Coral reefs are under threat on multiple fronts, due to the effects of climate change, with the latest predictions suggesting that 'coral bleaching' events (when corals lose the symbiotic algae they need for energy production), are already happening so frequently that it will be increasingly difficult for corals to recover.
Scientists have been intensively studying how coral reefs respond to environmental stress since the first major coral bleaching events of the early 1980s. It is now clear that rising sea surface temperatures as a result of global climate change are responsible for increasingly frequent coral bleaching events, and that rapid reduction of global carbon dioxide emissions is essential to conserve coral reefs into the future.
Scientists are also turning their attention to studying how resilient some corals may be to the threats posed to them by climate change effects, and how quickly they can recover.
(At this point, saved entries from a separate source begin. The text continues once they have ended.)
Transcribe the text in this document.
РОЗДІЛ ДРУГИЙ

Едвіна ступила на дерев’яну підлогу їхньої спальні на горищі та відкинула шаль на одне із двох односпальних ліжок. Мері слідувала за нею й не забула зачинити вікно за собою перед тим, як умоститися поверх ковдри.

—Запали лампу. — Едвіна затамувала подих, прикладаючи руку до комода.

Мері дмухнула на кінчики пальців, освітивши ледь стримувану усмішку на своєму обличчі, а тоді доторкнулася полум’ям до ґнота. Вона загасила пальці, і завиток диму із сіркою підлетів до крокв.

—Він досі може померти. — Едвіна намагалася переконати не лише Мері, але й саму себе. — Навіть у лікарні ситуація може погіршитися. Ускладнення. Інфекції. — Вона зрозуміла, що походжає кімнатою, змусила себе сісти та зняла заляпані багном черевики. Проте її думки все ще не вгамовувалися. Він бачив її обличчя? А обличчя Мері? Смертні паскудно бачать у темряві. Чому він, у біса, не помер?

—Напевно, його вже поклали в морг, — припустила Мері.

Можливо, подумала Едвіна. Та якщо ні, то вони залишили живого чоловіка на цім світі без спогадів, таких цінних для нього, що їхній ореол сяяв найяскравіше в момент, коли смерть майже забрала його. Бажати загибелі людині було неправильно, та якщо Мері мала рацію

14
Traditionally, scientists have been studying recovery in terms of decades--but climate projections suggest that, on average, severe coral bleaching will become a yearly occurrence by mid-century under "business as usual" and for some reefs this will be far sooner.
Scientists at the School of Ocean Sciences, Bangor University have completed a comprehensive review of the literature on the mechanisms of potential coral resistance and recovery across scales from global reef areas to the microbial level within individual corals.
Writing in Current Climate Change Reports, they conclude that, the most urgent course of action is to reduce global greenhouse gas emissions, but concurrently there is also a need to consider novel management techniques and previously over-looked reef areas for protective actions under predicted climate change impacts.
Dr Ronan Roche, lead author of the paper explained:
"Research has identified variation in how reefs and corals are affected by thermal stress events in different locations. The task we set ourselves was a synthesis of all the new findings so that coral scientists, conservationists and policy makers could get a really good over-view of what research areas are most promising as global climate continues to change.
For instance, corals, growing in turbid, 'muddy' near-shore locations, often close to large human populations, have previously considered to be degraded, but have now also been shown to withstand levels of heat which cause coral bleaching elsewhere.
We may also need to accept altered coral reefs in the future, as different types of coral show differing levels of resilience. For example, larger 'brain' corals tend to be more resilient than branching 'finger' corals, but if they survive or re-populate a reef, are also slower-growing than other coral types.
At the microbial level, scientists have identified different resilience rates among the micro-organisms which live symbiotically within corals. Some are more resilient to increased temperatures and might be able to survive and compete under higher future temperatures. Not all reefs have these strains of symbiotic micro-organisms, so scientists are increasingly trying to work out methods of bio engineering to assist corals in survival and recovery.
Our review of the work done so far reveals a highly complex picture, but there's no doubt that reefs are under very real threat. Co-author Professor John Turner leads work in the remote Chagos Archipelago of the Indian Ocean, and Dr Gareth Williams on remote reefs of the Pacific, and even these reefs have suffered the effects of bleaching mortality due to climate change, and are being used as reference sites because of the lack local human impacts. However, most reefs are close to human populations and millions of people depend on them. Coral reefs are a critical habitat, providing food, an economic resource, livelihoods and protection from storms and sea-level rise."